U.S. tractor maker Deere forecast strong earnings on Wednesday for the coming fiscal year as it reported fourth-quarter results that exceeded analyst expectations amid improving demand for farm machinery.
Shares of the Moline, Illinois company known for its trademark green tractors rose 5 percent in premarket trading and were on track to open at a record high.
Deere forecast net sales for fiscal 2018 to jump 19 percent — translating to sales of $35.39 billion — and earnings to rise to about $2.6 billion.
Analysts on average expect 2018 net sales of $28.06 billion and earnings of $2.3 billion, according to Thomson Reuters I/B/E/S.
Deere said equipment net sales in the United States and Canada surged 23 percent in the fourth quarter ended Oct. 29, while sales in other markets jumped 30 percent.

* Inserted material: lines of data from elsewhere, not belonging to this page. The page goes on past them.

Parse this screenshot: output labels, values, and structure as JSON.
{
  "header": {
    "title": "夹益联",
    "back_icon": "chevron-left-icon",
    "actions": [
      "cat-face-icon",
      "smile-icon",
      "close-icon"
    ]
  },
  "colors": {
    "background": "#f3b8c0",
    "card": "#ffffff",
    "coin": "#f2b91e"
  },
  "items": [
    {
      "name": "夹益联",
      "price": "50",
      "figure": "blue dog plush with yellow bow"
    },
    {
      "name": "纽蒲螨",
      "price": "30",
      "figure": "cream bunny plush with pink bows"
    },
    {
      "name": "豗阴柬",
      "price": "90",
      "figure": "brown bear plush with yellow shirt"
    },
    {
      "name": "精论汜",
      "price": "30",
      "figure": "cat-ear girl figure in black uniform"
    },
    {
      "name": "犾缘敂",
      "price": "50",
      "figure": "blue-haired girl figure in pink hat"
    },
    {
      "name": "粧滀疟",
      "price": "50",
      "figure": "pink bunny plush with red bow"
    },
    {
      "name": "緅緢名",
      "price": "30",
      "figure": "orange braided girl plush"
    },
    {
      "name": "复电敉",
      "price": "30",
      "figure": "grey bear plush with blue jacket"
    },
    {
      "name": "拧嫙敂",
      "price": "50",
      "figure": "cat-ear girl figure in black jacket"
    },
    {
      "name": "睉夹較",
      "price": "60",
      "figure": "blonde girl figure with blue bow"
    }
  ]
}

"We saw higher overall demand for our products with farm machinery sales in South America making especially strong gains and construction equipment sales rising sharply," Deere Chief Executive Samuel Allen said in a statement.
Net income attributable to the company rose 79 percent to $510.3 million or $1.57 per share in the fourth quarter, while total net sales rose 25.5 percent to $7.09 billion.
Analysts had expected fourth-quarter earnings of $1.47 per share and sales of $6.99 billion.
This is the fifth straight quarter in which the company beat the Thomson Reuters I/B/E/S consensus analyst estimate.
Deere expects higher demand for large equipment to push up sales at its agriculture and turf division in the U.S. and Canada by 5 percent to 10 percent in 2018.
The company generates 70 percent of sales from agricultural equipment and around 60 percent of sales from the North American farm equipment market.
But sales in North America have been held down, with U.S. farmers tightening belts in the face of four years of global oversupply that has pushed down grain prices and farm incomes.
With farmers buying equipment again to replenish aging fleet and large agriculture new equipment inventories at near multi-decade lows, some analysts expect any improvement in grain prices to further lift Deere's sales.
Sales of tractors and combines in South America are forecast to be flat to up 5 percent next year.
The company's construction and forestry division reported a 37 percent jump in sales in the latest quarter.
Deere expects worldwide sales of construction and forestry equipment to surge 69 percent in 2018, aided by an improving global economy, higher housing starts in the U.S. and increased activity in the oil and gas sector.
The acquisition of Germany's Wirtgen Group is estimated to add about 54 percent to the construction and forestry division's sales next year.
Wirtgen, which manufactures road construction and mineral technology equipment, was bought by Deere this year for $5.2 billion. The deal is expected to close in December.